Increasingly, Monet concentrated on one theme: the water lilies in his garden, the subject of some 250 canvases. During the first world war, he began his most ambitious works: enormous, curved canvases, more than 6½ feet tall and almost 14 feet tall. After the war, with his close friend Prime Minister Georges Clemenceau, Monet arranged for France to build two oval-shaped rooms in the Musée de l’Orangerie in Paris especially for these works. By the time the water lilies were installed in 1927, they were an anachronism. Modernism was ascendant and Impressionism was an art of the past.
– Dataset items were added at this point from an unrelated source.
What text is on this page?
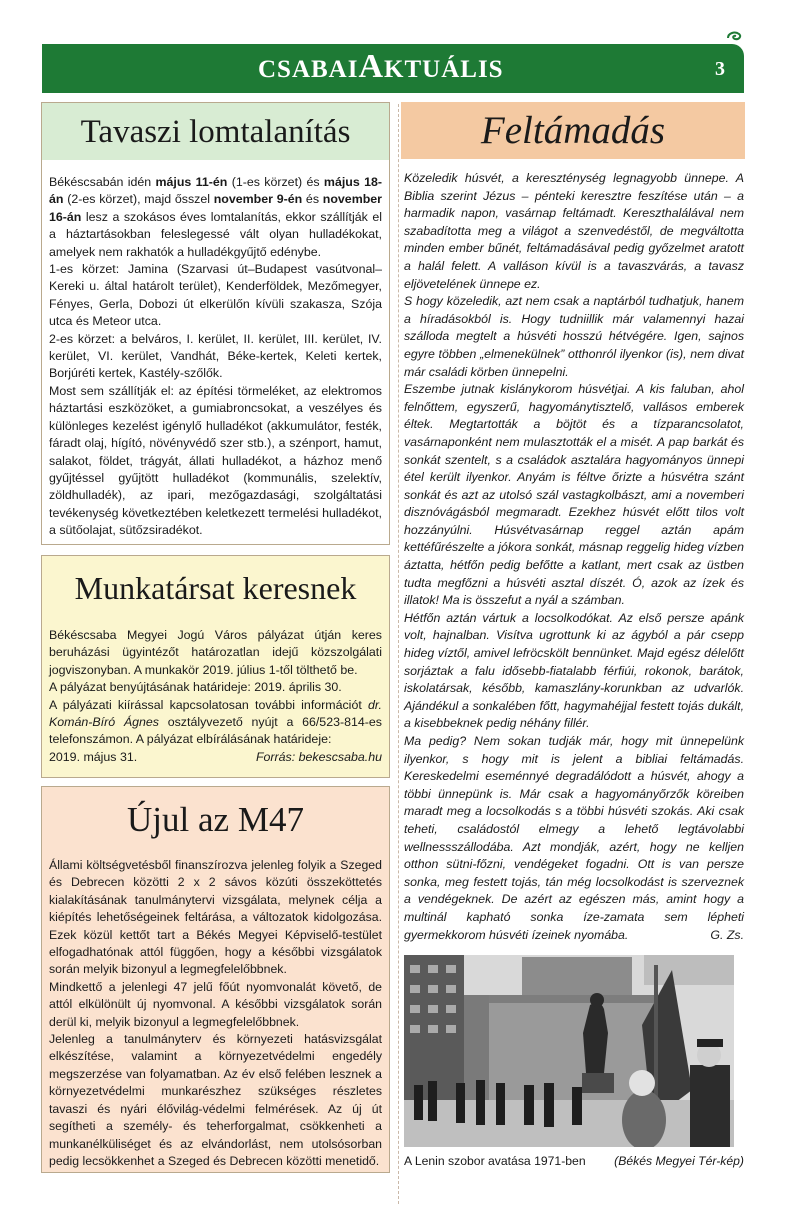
CSABAIAKTUÁLIS	3
Tavaszi lomtalanítás

Békéscsabán idén május 11-én (1-es körzet) és május 18-án (2-es körzet), majd ősszel november 9-én és november 16-án lesz a szokásos éves lomtalanítás, ekkor szállítják el a háztartásokban feleslegessé vált olyan hulladékokat, amelyek nem rakhatók a hulladékgyűjtő edénybe.

1-es körzet: Jamina (Szarvasi út–Budapest vasútvonal–Kereki u. által határolt terület), Kenderföldek, Mezőmegyer, Fényes, Gerla, Dobozi út elkerülőn kívüli szakasza, Szója utca és Meteor utca.

2-es körzet: a belváros, I. kerület, II. kerület, III. kerület, IV. kerület, VI. kerület, Vandhát, Béke-kertek, Keleti kertek, Borjúréti kertek, Kastély-szőlők.

Most sem szállítják el: az építési törmeléket, az elektromos háztartási eszközöket, a gumiabroncsokat, a veszélyes és különleges kezelést igénylő hulladékot (akkumulátor, festék, fáradt olaj, hígító, növényvédő szer stb.), a szénport, hamut, salakot, földet, trágyát, állati hulladékot, a házhoz menő gyűjtéssel gyűjtött hulladékot (kommunális, szelektív, zöldhulladék), az ipari, mezőgazdasági, szolgáltatási tevékenység következtében keletkezett termelési hulladékot, a sütőolajat, sütőzsiradékot.

Munkatársat keresnek

Békéscsaba Megyei Jogú Város pályázat útján keres beruházási ügyintézőt határozatlan idejű közszolgálati jogviszonyban. A munkakör 2019. július 1-től tölthető be.

A pályázat benyújtásának határideje: 2019. április 30.

A pályázati kiírással kapcsolatosan további információt dr. Komán-Bíró Ágnes osztályvezető nyújt a 66/523-814-es telefonszámon. A pályázat elbírálásának határideje:

2019. május 31.	Forrás: bekescsaba.hu

Újul az M47

Állami költségvetésből finanszírozva jelenleg folyik a Szeged és Debrecen közötti 2 x 2 sávos közúti összeköttetés kialakításának tanulmánytervi vizsgálata, melynek célja a kiépítés lehetőségeinek feltárása, a változatok kidolgozása. Ezek közül kettőt tart a Békés Megyei Képviselő-testület elfogadhatónak attól függően, hogy a későbbi vizsgálatok során melyik bizonyul a legmegfelelőbbnek.

Mindkettő a jelenlegi 47 jelű főút nyomvonalát követő, de attól elkülönült új nyomvonal. A későbbi vizsgálatok során derül ki, melyik bizonyul a legmegfelelőbbnek.

Jelenleg a tanulmányterv és környezeti hatásvizsgálat elkészítése, valamint a környezetvédelmi engedély megszerzése van folyamatban. Az év első felében lesznek a környezetvédelmi munkarészhez szükséges részletes tavaszi és nyári élővilág-védelmi felmérések. Az új út segítheti a személy- és teherforgalmat, csökkenheti a munkanélküliséget és az elvándorlást, nem utolsósorban pedig lecsökkenhet a Szeged és Debrecen közötti menetidő.

Feltámadás

Közeledik húsvét, a kereszténység legnagyobb ünnepe. A Biblia szerint Jézus – pénteki keresztre feszítése után – a harmadik napon, vasárnap feltámadt. Kereszthalálával nem szabadította meg a világot a szenvedéstől, de megváltotta minden ember bűnét, feltámadásával pedig győzelmet aratott a halál felett. A valláson kívül is a tavaszvárás, a tavasz eljövetelének ünnepe ez.

S hogy közeledik, azt nem csak a naptárból tudhatjuk, hanem a híradásokból is. Hogy tudniillik már valamennyi hazai szálloda megtelt a húsvéti hosszú hétvégére. Igen, sajnos egyre többen „elmenekülnek” otthonról ilyenkor (is), nem divat már családi körben ünnepelni.

Eszembe jutnak kislánykorom húsvétjai. A kis faluban, ahol felnőttem, egyszerű, hagyománytisztelő, vallásos emberek éltek. Megtartották a böjtöt és a tízparancsolatot, vasárnaponként nem mulasztották el a misét. A pap barkát és sonkát szentelt, s a családok asztalára hagyományos ünnepi étel került ilyenkor. Anyám is féltve őrizte a húsvétra szánt sonkát és azt az utolsó szál vastagkolbászt, ami a novemberi disznóvágásból megmaradt. Ezekhez húsvét előtt tilos volt hozzányúlni. Húsvétvasárnap reggel aztán apám kettéfűrészelte a jókora sonkát, másnap reggelig hideg vízben áztatta, hétfőn pedig befőtte a katlant, mert csak az üstben tudta megfőzni a húsvéti asztal díszét. Ó, azok az ízek és illatok! Ma is összefut a nyál a számban.

Hétfőn aztán vártuk a locsolkodókat. Az első persze apánk volt, hajnalban. Visítva ugrottunk ki az ágyból a pár csepp hideg víztől, amivel lefröcskölt bennünket. Majd egész délelőtt sorjáztak a falu idősebb-fiatalabb férfiúi, rokonok, barátok, iskolatársak, később, kamaszlány-korunkban az udvarlók. Ajándékul a sonkalében főtt, hagymahéjjal festett tojás dukált, a kisebbeknek pedig néhány fillér.

Ma pedig? Nem sokan tudják már, hogy mit ünnepelünk ilyenkor, s hogy mit is jelent a bibliai feltámadás. Kereskedelmi eseménnyé degradálódott a húsvét, ahogy a többi ünnepünk is. Már csak a hagyományőrzők köreiben maradt meg a locsolkodás s a többi húsvéti szokás. Aki csak teheti, családostól elmegy a lehető legtávolabbi wellnessszállodába. Azt mondják, azért, hogy ne kelljen otthon sütni-főzni, vendégeket fogadni. Ott is van persze sonka, meg festett tojás, tán még locsolkodást is szerveznek a vendégeknek. De azért az egészen más, amint hogy a multinál kapható sonka íze-zamata sem lépheti gyermekkorom húsvéti ízeinek nyomába.	G. Zs.

A Lenin szobor avatása 1971-ben (Békés Megyei Tér-kép)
Contemporary artists derided the works as “pretty.” Monet died at Giverny in December 1926 at age eighty-six, little aware of how much art had changed.
Yet the dip in his reputation was short-lived. Today, Monet is one of the most beloved artists of all time—less intimidating than Leonardo da Vinci and saner than Vincent van Gogh. His paintings have been translated into every conceivable consumer item: You can play with the limited edition Waterlily Barbie, entertain your infant with Baby Monet videos, and create your own Impressionist water lilies with a paint-by-numbers kit.
In the early 1900s, Monet started to notice he was having trouble with his vision. He was well aware of Edgar Degas’ blindness and feared the same fate for himself. Fortunately, he was diagnosed with cataracts, a treatable ailment; however, in the early twentieth century cataract surgery was far more dangerous than it is today, and Monet put it off until 1920. When he was finally able to return to the studio, Monet viewed his own paintings with shock. Before his surgery, the yellowish-brown cataract had shifted his perception until the blue portion of the spectrum was almost completely invisible. To compensate, Monet had been painting everything in tones of red and yellow. After the surgery, blues came flooding back, to the point that he couldn’t see reds. It took several months for Monet’s vision to return to normal.
Many joked that the artist painted in an Impressionist blur because he was nearly blind. Not so. Monet’s paintings were as “unfocused” in his thirties as in his seventies. But the cataract did change the way he saw the world. Paul Cézanne said famously that Monet was “only an eye—but, my God, what an eye!”
MAID MAN
While studying art in Paris, Monet wowed all the female models with his handsome features, well-cut clothes, and fashionable lace cuffs. “Sorry,” the artist told them, “I only sleep with duchesses or maids. Preferably duchesses’ maids. Anything in between turns me right off.”
Monet didn’t hesitate to effect distinguished airs to advance his interests. In 1877, he wanted to paint the Gare Saint-Lazare train station and decided the light would be best if the train for Rouen was delayed a half hour. Unfortunately, railways don’t usually adjust their schedules for impoverished artists. Renoir describes what happened next:
He put on his best clothes, ruffled the lace at his wrists, and twirling his gold-headed cane went off to the office of the Western Railway, where he sent in his card to the director.… He announced the purpose of his visit. “I have decided to paint your station. For some time I’ve been hesitating between your station and the Gare du Nord, but I think yours has more character.” He was given permission to do what he wanted. The trains were all halted; the platform cleared; the engines were crammed with coal so as to give out all the smoke Monet desired. Monet established himself in the station as a tyrant and painted amid respectful awe. He finally departed with half-a-dozen or so pictures, while the entire personnel, the Director of the Company at their head, bowed him out.
Impressed by his grand manner, the Western Railway staff had no idea they were dealing with an artistic outcast, an “intransigent” constantly rejected by the official Salon. Renoir concluded with amazement, “I wouldn’t have even dared to paint in the front window of the corner grocer!”